Often with nothing but the clothes on their backs, they arrive—immigrants in search of a better life. With a genius for sensitivity to other cultures and a fiery commitment, Dr. Francesca Gany helps them find it.
When I ask Francesca Gany, MD, how she came to be a pioneer in the field of immigrant health—a new branch of medicine devoted to making the health care system responsive to the foreign-born—she answers with a story: The Mystery of the Stomachaches of the Senegalese Street Vendors. Gany was a resident at Bellevue Hospital Center in 1986 when she met a patient from Senegal who had an advanced case of Hansen's disease, formerly called leprosy. "He agreed to be admitted to the hospital but refused medication," says Gany, now 41. "He was a really nice, cooperative person so I knew there had to be some good reason, but since no one spoke his language, Wolof, he couldn't say what it was. Fortunately, we both spoke some French. I learned he'd contacted his family back home, and they'd consulted a healer who told them that the spirits were angry because he'd left his country and family behind and that he wasn't going to get better until he had a traditional healing ceremony. I called the healer in Senegal and said, 'I want to work with you. How can we help him?'"
The healer told Gany that their patient needed to come home for the ceremony. Gany explained that he was too sick to travel and asked if there was some way the ritual could be done in New York. The healer agreed to do it over the telephone.
"As soon as the ceremony was performed, the patient began taking his medicine and he got better," Gany says. "He was so pleased with his treatment that he started referring his countrymen to Bellevue." Because of a drought at home, many Senegalese men had come to New York in the late 1980s seeking work to support their families. They put in long hours peddling watches on the street and lived in cheap hotels, sometimes ten to a room.

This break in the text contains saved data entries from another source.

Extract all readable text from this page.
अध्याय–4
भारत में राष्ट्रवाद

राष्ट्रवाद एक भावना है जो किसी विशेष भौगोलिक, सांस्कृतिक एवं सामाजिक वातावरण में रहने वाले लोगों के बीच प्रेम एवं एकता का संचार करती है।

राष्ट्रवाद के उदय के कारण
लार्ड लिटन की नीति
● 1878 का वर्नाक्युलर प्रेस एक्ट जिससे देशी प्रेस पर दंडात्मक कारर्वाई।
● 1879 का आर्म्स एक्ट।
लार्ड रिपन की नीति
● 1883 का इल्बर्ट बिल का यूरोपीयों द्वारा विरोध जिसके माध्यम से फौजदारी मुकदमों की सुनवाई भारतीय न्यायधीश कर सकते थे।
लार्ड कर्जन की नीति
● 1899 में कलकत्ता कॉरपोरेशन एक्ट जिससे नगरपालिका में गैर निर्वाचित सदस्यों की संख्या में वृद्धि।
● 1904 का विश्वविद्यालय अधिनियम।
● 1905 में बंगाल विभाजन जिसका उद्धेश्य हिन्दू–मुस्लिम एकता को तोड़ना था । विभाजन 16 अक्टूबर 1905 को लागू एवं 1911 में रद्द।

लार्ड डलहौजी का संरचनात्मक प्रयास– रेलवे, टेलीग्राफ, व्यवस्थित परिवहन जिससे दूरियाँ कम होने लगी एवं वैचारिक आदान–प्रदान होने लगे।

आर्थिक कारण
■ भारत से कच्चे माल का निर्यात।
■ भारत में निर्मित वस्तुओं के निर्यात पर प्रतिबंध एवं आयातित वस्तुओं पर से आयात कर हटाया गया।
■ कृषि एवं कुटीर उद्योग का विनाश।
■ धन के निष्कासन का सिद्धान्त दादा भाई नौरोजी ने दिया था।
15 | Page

"In came these men, one after the other, with the same set of symptoms: severe, persistent abdominal pain radiating around their waists," says Gany. All the tests came back negative. With the aid of an interpreter, she began interviewing the men using guidelines created by a medical anthropologist to help doctors understand how patients explain their disease: What do you call your illness? What do you think is causing it? Why do you think it started when it did?
What a remarkable woman, I thought, as Gany disclosed one amazing accomplishment after another—all the more so for not presenting herself as such. "I'm actually very shy," she tells me. "I don't like to upset the applecart. I always had my own beliefs as a kid, but I was quiet about them. I respected authority. I went along the regular course.... But once I came to Bellevue, I knew that this was what I had to do. I had never worked in a city hospital, and it was a jolt. I had a typical suburban childhood and really wasn't aware of the inequities in the world. But it became so instantly clear to me that such a big segment of the population was being cared for with so much less. It was really, you know," Gany pauses, waiting for the right word to come to mind, "disgusting," she says finally. "I decided that I was going to give those with whom I came in contact the best medical care possible. I think it's really true," she adds, "that if people try to make their own sphere equitable and good for people, if everybody did that, it would work."